BD (BEST1) fundus autofluorescence imaging of four patients at different stages. (A) Stage 1: normal previtelliform presentation. (B) Stage 2: vitelliform lesion, classical appearance of a single, symmetrical egg yolk-like lesion at the fovea. (C) Stage 3: pseudohypopyon, material gravitates inferiorly within the vitelliform lesion. (D) Stage 4: vitelliruptive stage, the material ‘scrambles’. (B and D) Images are from the same patient over 4.4 years of follow-up. (E) Stage 5: macular atrophy.
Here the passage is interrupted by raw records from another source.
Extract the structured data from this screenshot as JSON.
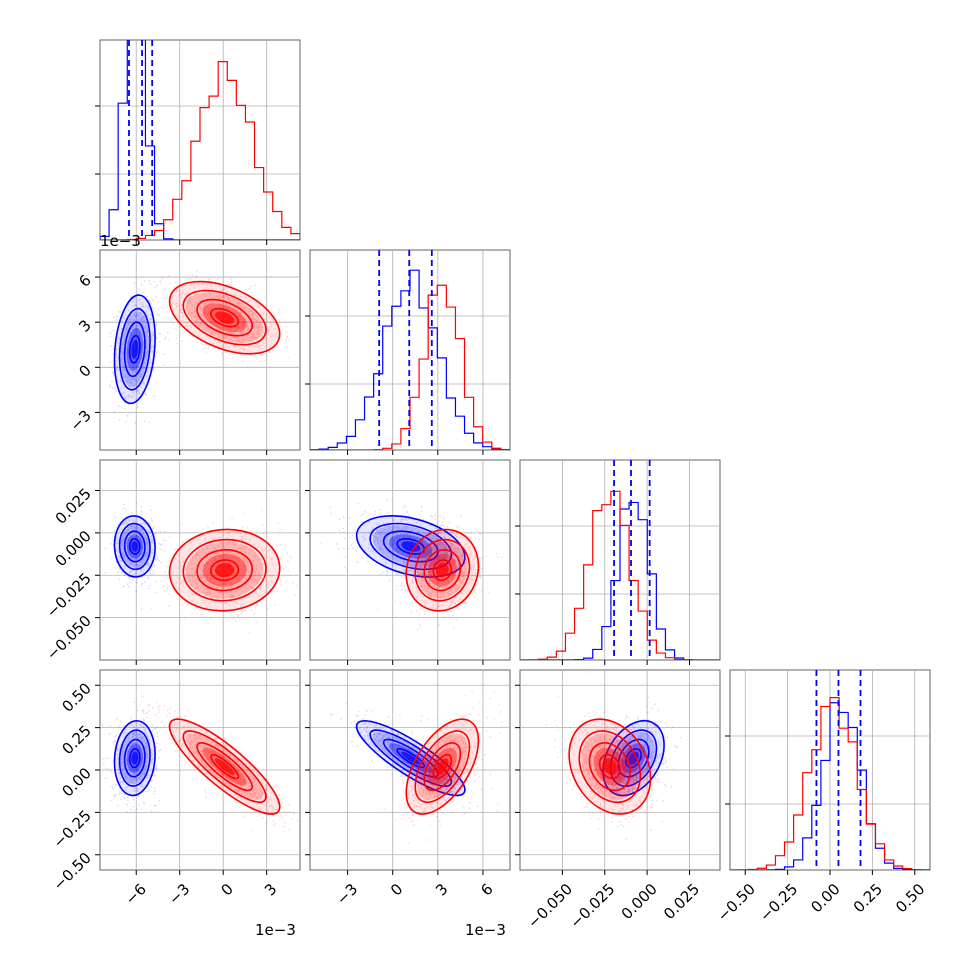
{
  "chart_data": {
    "type": "corner",
    "colors": {
      "series_a": "#0000ff",
      "series_b": "#ff0000"
    },
    "grid": true,
    "params": [
      {
        "range": [
          -0.0085,
          0.0053
        ],
        "scale": 1000,
        "offset_label": "1e−3",
        "ticks": [
          {
            "v": -6,
            "label": "−6"
          },
          {
            "v": -3,
            "label": "−3"
          },
          {
            "v": 0,
            "label": "0"
          },
          {
            "v": 3,
            "label": "3"
          }
        ]
      },
      {
        "range": [
          -0.0055,
          0.0078
        ],
        "scale": 1000,
        "offset_label": "1e−3",
        "ticks": [
          {
            "v": -3,
            "label": "−3"
          },
          {
            "v": 0,
            "label": "0"
          },
          {
            "v": 3,
            "label": "3"
          },
          {
            "v": 6,
            "label": "6"
          }
        ]
      },
      {
        "range": [
          -0.075,
          0.043
        ],
        "scale": 1,
        "offset_label": "",
        "ticks": [
          {
            "v": -0.05,
            "label": "−0.050"
          },
          {
            "v": -0.025,
            "label": "−0.025"
          },
          {
            "v": 0,
            "label": "0.000"
          },
          {
            "v": 0.025,
            "label": "0.025"
          }
        ]
      },
      {
        "range": [
          -0.59,
          0.59
        ],
        "scale": 1,
        "offset_label": "",
        "ticks": [
          {
            "v": -0.5,
            "label": "−0.50"
          },
          {
            "v": -0.25,
            "label": "−0.25"
          },
          {
            "v": 0,
            "label": "0.00"
          },
          {
            "v": 0.25,
            "label": "0.25"
          },
          {
            "v": 0.5,
            "label": "0.50"
          }
        ]
      }
    ],
    "series": [
      {
        "mean": [
          -0.0061,
          0.0012,
          -0.008,
          0.07
        ],
        "sd": [
          0.0007,
          0.0018,
          0.009,
          0.11
        ],
        "quantiles": [
          [
            -0.0065,
            -0.0056,
            -0.0049
          ],
          [
            -0.0009,
            0.0011,
            0.0026
          ],
          [
            -0.0195,
            -0.0095,
            0.0015
          ],
          [
            -0.08,
            0.05,
            0.18
          ]
        ],
        "hist_peak_scale": [
          1.6,
          1.0,
          1.0,
          1.0
        ]
      },
      {
        "mean": [
          0.0001,
          0.0033,
          -0.022,
          0.02
        ],
        "sd": [
          0.0019,
          0.0012,
          0.012,
          0.14
        ],
        "hist_peak_scale": [
          1.0,
          1.0,
          1.0,
          1.0
        ]
      }
    ],
    "correlations": [
      {
        "pairs": {
          "1,0": 0.2,
          "2,0": -0.05,
          "2,1": -0.35,
          "3,0": 0.1,
          "3,1": -0.85,
          "3,2": 0.35
        }
      },
      {
        "pairs": {
          "1,0": -0.45,
          "2,0": 0.05,
          "2,1": 0.1,
          "3,0": -0.85,
          "3,1": 0.55,
          "3,2": -0.25
        }
      }
    ]
  }
}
BD, Best disease; VA, visual acuity.

Figure 3

XLRS (RS1) multimodal imaging of a 25-year-old patient with XLRS. (A, B) Fundus autofluorescence imaging, with a central decreased signal over the macula and a rim of increased signal, absent signal in a ‘spoke wheel’ pattern over the central fovea in both eyes, shown in greater magnification in (E) for the right eye. (C, D) Colour fundus photographs with the same pattern as (A, B). (F) Greater magnification of the foveal centre of the right eye. (G, H) Transfoveal optical coherence tomography scans showing the extent of schisis cavities in the outer retina. VA, visual acuity; XLRS, X-linked retinoschisis.

Figure 4

PD (PRPH2) and SFD (TIMP3). (I) PD (A, B): colour fundus photographs with bull’s-eye maculopathy-like retinal pigment epithelial changes and fine mottled symmetrical depigmentation of the macula. (C, D) FAF imaging displays a florid speckled appearance with areas of increased and decreased macular autofluorescence. The white arrowheads denote the location of the optical coherence tomography line scans shown in (E) and (F). (E, F) Extensive disruption of the ellipsoid zone and retinal pigment epithelium hypertrophy in both eyes. II. SFD (A, B): colour fundus photographs with fine symmetrical drusen-like deposits at the posterior pole. (C) FAF imaging of the left eye displays patchy ill-defined increased autofluorescence. (D) Infrared image over the same location as (C) readily depicting the drusen-like deposits. (E) FAF image after 6.5 years of follow-up showing a superior area of CNV. (F) Fundus fluorescein angiography showing an inactive CNV. CNV, choroidal neovascularisation; FAF, fundus autofluorescence; PD, pattern dystrophy; SFD, Sorsby fundus dystrophy; VA, visual acuity.

Figure 5

ADD (EFEMP1) multimodal imaging of a 44-year-old patient. (A, B) Colour fundus photographs with characteristic radial distribution of macular drusen. Note the CNV in the right eye (A). (C, D) Fundus autofluorescence images with the drusen associated with an increased signal. The black dashes denote the location of the OCT line scans shown in (E) and (F). (E, F) In both eyes hyper-reflective thickening of the retinal pigment epithelium-Bruch membrane complex, with disrupted photoreceptor integrity. (E) CNV is seen associated with a reduction in VA. ADD, autosomal dominant drusen; CNV, choroidal neovascularisation; EFEMP1, EGF-containing fibulin-like extracellular matrix protein-1; VA, visual acuity.